Мой автомобиль пролетел под мостом Финляндской дороги, повернул к Лесному парку и остановился у небольшого деревянного домика на углу Болотной и Песочной улиц. Место это было памятно мне по моей прежней жизни, и с тех пор оно мало изменилось, только значительно постарело и вылиняло. Я прошел заросшим жидкой травою двором, по которому теперь, как и прежде, разгуливали бродячие собаки, и постучал в окно.
Мне открыла она сама, пригласила войти, но смотрела на меня с недоверием и односложно отвечала на мои вопросы. Я тоже не знал, о чем говорить, и, как мне показалось, очень глупо улыбаясь, осматривал обстановку.
И было чего осматривать мне, привыкшему к роскоши пролетарских семейств, живущих в центре города. Обстановка была бедна до крайности: поломанный стул, две простых табуретки, деревянная кроватка, этажерочка, сделанная самой хозяйкой из досок и обтянутая дешевой материей, – как остро воспринималась мною эта бедность! Но странно – по мере того как я привыкал к этой обстановке, она становилась мне все милее и милее. Вспоминались какие-то забытые давным-давно запахи, и чем-то теплым это воспоминание пронизывало все мое существо…
Да ведь эта комната так похожа на те комнаты, в которых я жил, когда передышка позволяла мне обзавестись собственной квартирой!
– Я принес вам книги, – сказал я, когда первое смущение прошло, и положил на стол толстую связку.

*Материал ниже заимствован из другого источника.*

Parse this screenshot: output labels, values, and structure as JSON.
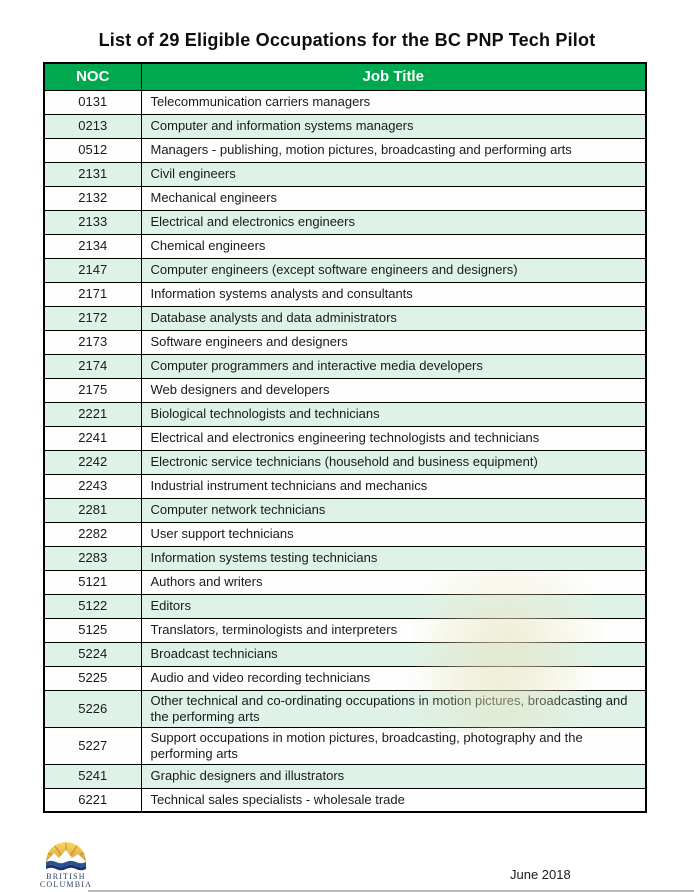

Я заметил, что глаза девушки заблестели, но тотчас же поблекли, и она с прежней недоверчивостью смотрела на меня.
– Я перенесу и остальное, – поспешил добавить я, – ведь я же дал слово…
Несколько пустых фраз, несколько минут молчания, и, не помню как, только через полчаса мы уже разговаривали, как старые знакомые. Разговорились мы как раз о книгах. Она сказала мне, что именно эти книги, случайно захваченные мною сегодня, для нее всего дороже. Я не одобрял ее восхищения.
– Это – буржуазная поэзия, – сказал я.
Она на секунду смутилась, но потом стала смело отстаивать свою точку зрения. Я доказывал свое. Я всегда был сторонником гражданских мотивов.
В пылу спора я воспользовался следующим аргументом:
– Разве гражданская поэзия не сыграла своей роли в той великой борьбе, которая закончилась победоносной революцией?
При этих словах глаза моей собеседницы поблекли. Я в недоумении смотрел на нее:
– Разве я вас чем-нибудь обидел?
– Не говорите, пожалуйста, об этом, – насилу выдавила она.
Только тут я воочию убедился, какая пропасть разделяет нас.
Я совсем забыл, что она принадлежит к буржуазному классу и не может сочувствовать революции.
Если не считать этой маленькой заминки, все остальное было великолепно. Да и так ли глубока эта пропасть, думал я, разве в наше время молодые люди из буржуазного класса не становились хорошими революционерами, преданными, самоотверженными?.. Почему бы не сделать из этой девушки не врага, а друга? Да и вся она, худенькая, с большими мягкими глазами и мягкими движениями, не вязалась в моем представлении с понятием классовою врага.
– Может быть, пройдемся по парку? – предложил я.
Мы пошли. Была ночь. Мелкие капли дождя скатывались с деревьев. Мы шли по мягкому песку, то и дело наступая на еще более мягкую траву. Она молчала. Мне тоже не хотелось говорить, но я чувствовал себя превосходно.
– Не правда ли, хорошая прогулка? – спросил я, когда мы снова оказались около ее дома.
Она наклонила голову в знак согласия. Я сказал:
– Ведь я до сих пор не знаю, как вас зовут.
Она смутилась, опустила глаза:
– Можете называть меня так, как называют друзья. Меня зовут Мэри.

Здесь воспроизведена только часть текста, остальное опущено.